As a kind of feasible implementation of above-described embodiment, convolution self-encoding encoder includes by multiple convolutional layers, Chi Hua The encoder that layer is constituted and the decoder being made of anti-pond layer and warp lamination.Convolutional layer includes multiple convolution kernels, to input Image carries out feature extraction and obtains characteristic pattern；The activation primitive of convolutional layer can be with are as follows: h^k=σ (x*W^k+β^k).Pond layer is to feature Figure carries out noise reduction sampling operation, to reduce the calculation amount of convolution operation.Deconvolution is operated to its corresponding volume of every characteristic pattern The transposition of product core carries out convolution operation and simultaneously sums, and activation primitive can be with are as follows: y=σ (∑ h^k*(W^T)^k+c)。

It carries out rotating positive bit manipulation being because the orientation of the most text of image of shooting is not in page top edge Horizontal position causes the segmentation of text and identification difficulty to increase, and accuracy reduces, using convolution self-encoding encoder to the text of input Image carries out rotation transformation, keeps the image text orientation of output horizontal.

Referring to shown in Fig. 2, in a specific embodiment of the invention, compression of images normotopia network handles identify that image carries out While rotation, marker site also is added at text image edge, marker site is used to distinguish the text and sky in text image White region；The image recognition text exported from compression of images normotopia network are as follows: according to marker site from compression of images normotopia network The image recognition text of output；

While compression of images normotopia network handles identification image is rotated, also images to be recognized is compressed；

It line by line, is word for word cut according to mark point to through compression and the progress of postrotational images to be recognized；

Images to be recognized input text identification neural network after cutting is subjected to text identification, text identification neural network It is to be obtained by the method training of machine learning, there is text recognition function.

Carrying out compression to image while using compression of images normotopia network is because having from code book body good Compression of images ability, if being only used for image rotation excessively waste of resource.Therefore after being rotated to image to image into Row compression will avoid the wasting of resources.Autocoder is that a kind of have three layers of a neural network: input layer, hidden layer (coding layer) and Decoding layer.The purpose of the network is its input of reconstruct, and the study of its hidden layer is made to arrive the well-characterized of the input.Autocoder mind It is a kind of unsupervised machine learning algorithm through network, applies backpropagation, target value can be arranged to equal with input value.
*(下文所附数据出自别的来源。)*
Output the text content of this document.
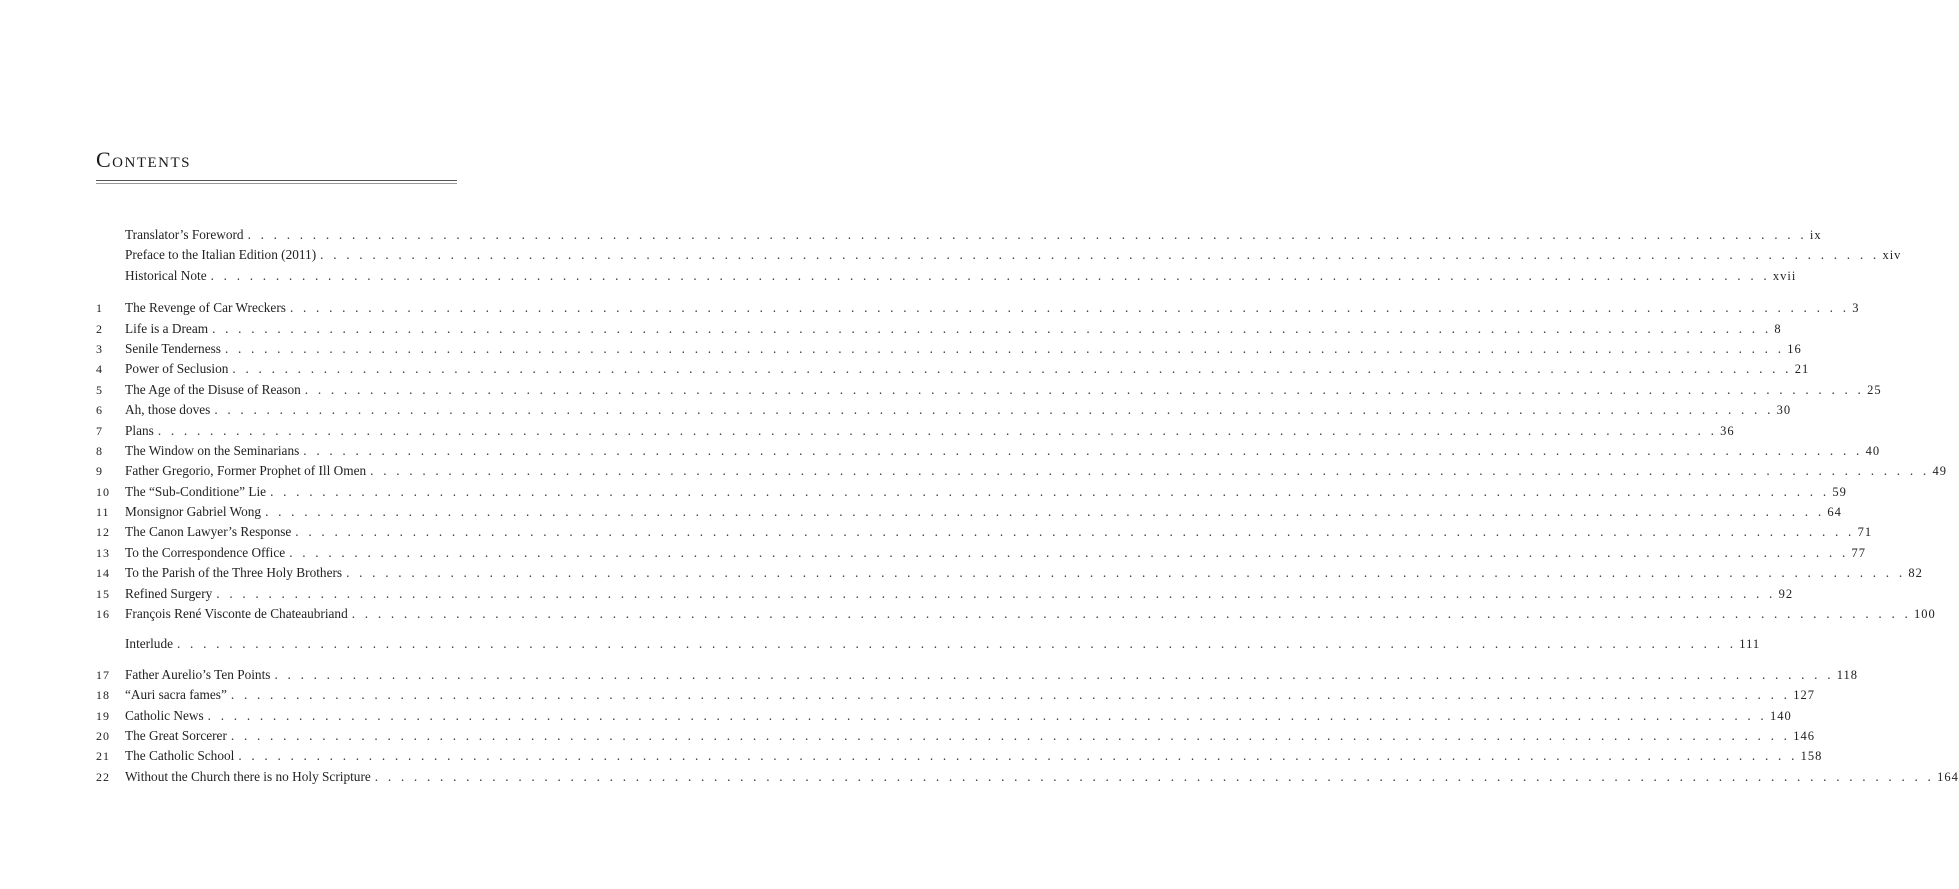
Contents
Translator’s Foreword . . . . . . . . . . . . . . . . . . . . . . . . . . . . . . . . . . . . . . . . . . . . . . . . . . . . . . . . . . . . . . . . . . . . . . . . . . . . . . . . . . . . . . . . . . . . . . . . . . . . . . . . . . . . . . . . . . . . . . . . ix
Preface to the Italian Edition (2011) . . . . . . . . . . . . . . . . . . . . . . . . . . . . . . . . . . . . . . . . . . . . . . . . . . . . . . . . . . . . . . . . . . . . . . . . . . . . . . . . . . . . . . . . . . . . . . . . . . . . . . . . . . . . . . . . . . . . . . . . xiv
Historical Note . . . . . . . . . . . . . . . . . . . . . . . . . . . . . . . . . . . . . . . . . . . . . . . . . . . . . . . . . . . . . . . . . . . . . . . . . . . . . . . . . . . . . . . . . . . . . . . . . . . . . . . . . . . . . . . . . . . . . . . . xvii
1	The Revenge of Car Wreckers . . . . . . . . . . . . . . . . . . . . . . . . . . . . . . . . . . . . . . . . . . . . . . . . . . . . . . . . . . . . . . . . . . . . . . . . . . . . . . . . . . . . . . . . . . . . . . . . . . . . . . . . . . . . . . . . . . . . . . . . 3
2	Life is a Dream . . . . . . . . . . . . . . . . . . . . . . . . . . . . . . . . . . . . . . . . . . . . . . . . . . . . . . . . . . . . . . . . . . . . . . . . . . . . . . . . . . . . . . . . . . . . . . . . . . . . . . . . . . . . . . . . . . . . . . . . 8
3	Senile Tenderness . . . . . . . . . . . . . . . . . . . . . . . . . . . . . . . . . . . . . . . . . . . . . . . . . . . . . . . . . . . . . . . . . . . . . . . . . . . . . . . . . . . . . . . . . . . . . . . . . . . . . . . . . . . . . . . . . . . . . . . . 16
4	Power of Seclusion . . . . . . . . . . . . . . . . . . . . . . . . . . . . . . . . . . . . . . . . . . . . . . . . . . . . . . . . . . . . . . . . . . . . . . . . . . . . . . . . . . . . . . . . . . . . . . . . . . . . . . . . . . . . . . . . . . . . . . . . 21
5	The Age of the Disuse of Reason . . . . . . . . . . . . . . . . . . . . . . . . . . . . . . . . . . . . . . . . . . . . . . . . . . . . . . . . . . . . . . . . . . . . . . . . . . . . . . . . . . . . . . . . . . . . . . . . . . . . . . . . . . . . . . . . . . . . . . . . 25
6	Ah, those doves . . . . . . . . . . . . . . . . . . . . . . . . . . . . . . . . . . . . . . . . . . . . . . . . . . . . . . . . . . . . . . . . . . . . . . . . . . . . . . . . . . . . . . . . . . . . . . . . . . . . . . . . . . . . . . . . . . . . . . . . 30
7	Plans . . . . . . . . . . . . . . . . . . . . . . . . . . . . . . . . . . . . . . . . . . . . . . . . . . . . . . . . . . . . . . . . . . . . . . . . . . . . . . . . . . . . . . . . . . . . . . . . . . . . . . . . . . . . . . . . . . . . . . . . 36
8	The Window on the Seminarians . . . . . . . . . . . . . . . . . . . . . . . . . . . . . . . . . . . . . . . . . . . . . . . . . . . . . . . . . . . . . . . . . . . . . . . . . . . . . . . . . . . . . . . . . . . . . . . . . . . . . . . . . . . . . . . . . . . . . . . . 40
9	Father Gregorio, Former Prophet of Ill Omen . . . . . . . . . . . . . . . . . . . . . . . . . . . . . . . . . . . . . . . . . . . . . . . . . . . . . . . . . . . . . . . . . . . . . . . . . . . . . . . . . . . . . . . . . . . . . . . . . . . . . . . . . . . . . . . . . . . . . . . . 49
10	The “Sub-Conditione” Lie . . . . . . . . . . . . . . . . . . . . . . . . . . . . . . . . . . . . . . . . . . . . . . . . . . . . . . . . . . . . . . . . . . . . . . . . . . . . . . . . . . . . . . . . . . . . . . . . . . . . . . . . . . . . . . . . . . . . . . . . 59
11	Monsignor Gabriel Wong . . . . . . . . . . . . . . . . . . . . . . . . . . . . . . . . . . . . . . . . . . . . . . . . . . . . . . . . . . . . . . . . . . . . . . . . . . . . . . . . . . . . . . . . . . . . . . . . . . . . . . . . . . . . . . . . . . . . . . . . 64
12	The Canon Lawyer’s Response . . . . . . . . . . . . . . . . . . . . . . . . . . . . . . . . . . . . . . . . . . . . . . . . . . . . . . . . . . . . . . . . . . . . . . . . . . . . . . . . . . . . . . . . . . . . . . . . . . . . . . . . . . . . . . . . . . . . . . . . 71
13	To the Correspondence Office . . . . . . . . . . . . . . . . . . . . . . . . . . . . . . . . . . . . . . . . . . . . . . . . . . . . . . . . . . . . . . . . . . . . . . . . . . . . . . . . . . . . . . . . . . . . . . . . . . . . . . . . . . . . . . . . . . . . . . . . 77
14	To the Parish of the Three Holy Brothers . . . . . . . . . . . . . . . . . . . . . . . . . . . . . . . . . . . . . . . . . . . . . . . . . . . . . . . . . . . . . . . . . . . . . . . . . . . . . . . . . . . . . . . . . . . . . . . . . . . . . . . . . . . . . . . . . . . . . . . . 82
15	Refined Surgery . . . . . . . . . . . . . . . . . . . . . . . . . . . . . . . . . . . . . . . . . . . . . . . . . . . . . . . . . . . . . . . . . . . . . . . . . . . . . . . . . . . . . . . . . . . . . . . . . . . . . . . . . . . . . . . . . . . . . . . . 92
16	François René Visconte de Chateaubriand . . . . . . . . . . . . . . . . . . . . . . . . . . . . . . . . . . . . . . . . . . . . . . . . . . . . . . . . . . . . . . . . . . . . . . . . . . . . . . . . . . . . . . . . . . . . . . . . . . . . . . . . . . . . . . . . . . . . . . . . 100
Interlude . . . . . . . . . . . . . . . . . . . . . . . . . . . . . . . . . . . . . . . . . . . . . . . . . . . . . . . . . . . . . . . . . . . . . . . . . . . . . . . . . . . . . . . . . . . . . . . . . . . . . . . . . . . . . . . . . . . . . . . . 111
17	Father Aurelio’s Ten Points . . . . . . . . . . . . . . . . . . . . . . . . . . . . . . . . . . . . . . . . . . . . . . . . . . . . . . . . . . . . . . . . . . . . . . . . . . . . . . . . . . . . . . . . . . . . . . . . . . . . . . . . . . . . . . . . . . . . . . . . 118
18	“Auri sacra fames” . . . . . . . . . . . . . . . . . . . . . . . . . . . . . . . . . . . . . . . . . . . . . . . . . . . . . . . . . . . . . . . . . . . . . . . . . . . . . . . . . . . . . . . . . . . . . . . . . . . . . . . . . . . . . . . . . . . . . . . . 127
19	Catholic News . . . . . . . . . . . . . . . . . . . . . . . . . . . . . . . . . . . . . . . . . . . . . . . . . . . . . . . . . . . . . . . . . . . . . . . . . . . . . . . . . . . . . . . . . . . . . . . . . . . . . . . . . . . . . . . . . . . . . . . . 140
20	The Great Sorcerer . . . . . . . . . . . . . . . . . . . . . . . . . . . . . . . . . . . . . . . . . . . . . . . . . . . . . . . . . . . . . . . . . . . . . . . . . . . . . . . . . . . . . . . . . . . . . . . . . . . . . . . . . . . . . . . . . . . . . . . . 146
21	The Catholic School . . . . . . . . . . . . . . . . . . . . . . . . . . . . . . . . . . . . . . . . . . . . . . . . . . . . . . . . . . . . . . . . . . . . . . . . . . . . . . . . . . . . . . . . . . . . . . . . . . . . . . . . . . . . . . . . . . . . . . . . 158
22	Without the Church there is no Holy Scripture . . . . . . . . . . . . . . . . . . . . . . . . . . . . . . . . . . . . . . . . . . . . . . . . . . . . . . . . . . . . . . . . . . . . . . . . . . . . . . . . . . . . . . . . . . . . . . . . . . . . . . . . . . . . . . . . . . . . . . . . 164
The training objective of autocoder is will to input to copy to output.In inside, it has a description for characterizing the code of its input Hidden layer.The convolution that the present invention uses has been compatible with denoising autocoder from coding, and randomly part is using impaired input Identity function risk is solved, so that autocoder must be restored or be denoised.What this technology can be used for being inputted Well-characterized.Good characterization refers to that the characterization that can steadily obtain from impaired input, the characterization can be used for restoring it Corresponding noiseless input.

After carrying out rotary compression to image, because treated, image includes cleavage site, can be easily by image It is word for word cut line by line.Referring to shown in Fig. 8, as a specific embodiment of the invention, to text image after rotary compression Cleavage site information include three kinds of data, wherein first data indicate that line number, second data indicate that x-axis is sat from left to right Mark, third data indicate y-axis coordinate, have all carried out the label of label and position to every row of text in this way, so that it may real easily Now to the cutting of text.

Referring to shown in Fig. 3, as a kind of feasible implementation of above-described embodiment, text can be obtained by following procedure This identification neural network:

301, character library is established；

302, convolutional neural networks of classifying are built more；

303, it chooses the text in character library and is spliced into complete image, input picture compression normotopia network is compressed, utilized Character library training convolutional neural networks after compression of images normotopia Web compression；

304, the convolutional neural networks after interception training, obtain text identification neural network.

In a specific embodiment of the invention, the training process of a convolution Text region network includes:

The scanned picture for first collecting different literals, establishes a complete character library, is carried out using compression of images normotopia network Compression processing, as sample set；

Convolutional neural networks are initialized, using random parameter assignment network weight, are in network wait instruct

Practice state, network convolutional layer uses Relu activation primitive, i.e. f (x)=max (0, x)；

The character library being collected into is upset into sequence and is grouped, then by batch initialized convolutional neural networks of input, to net Network is trained；

Training progress is observed, cross validation is carried out to training result, until network performance tends to restrain, completes training.

Text image after compression of images network processes includes the high-level information of original image, filters and has cut and is non- Necessary information.

Referring to shown in Fig. 4, as a kind of feasible implementation of above-described embodiment, the acquisition of compression of images normotopia network Process may include:

401, training image text is obtained；

402, rotation normotopia is carried out to training image, as training target, and marks original image as training set；

403, according to the sample of training target, text is word for word cut line by line, cleavage site is added in text interval；

404, training sample and training target input convolution self-encoding encoder are trained, certainly by the convolution after the completion of training Coding deletes the full articulamentum in decoder, and obtaining has the compression of images normotopia network automatically corrected with compressed capability.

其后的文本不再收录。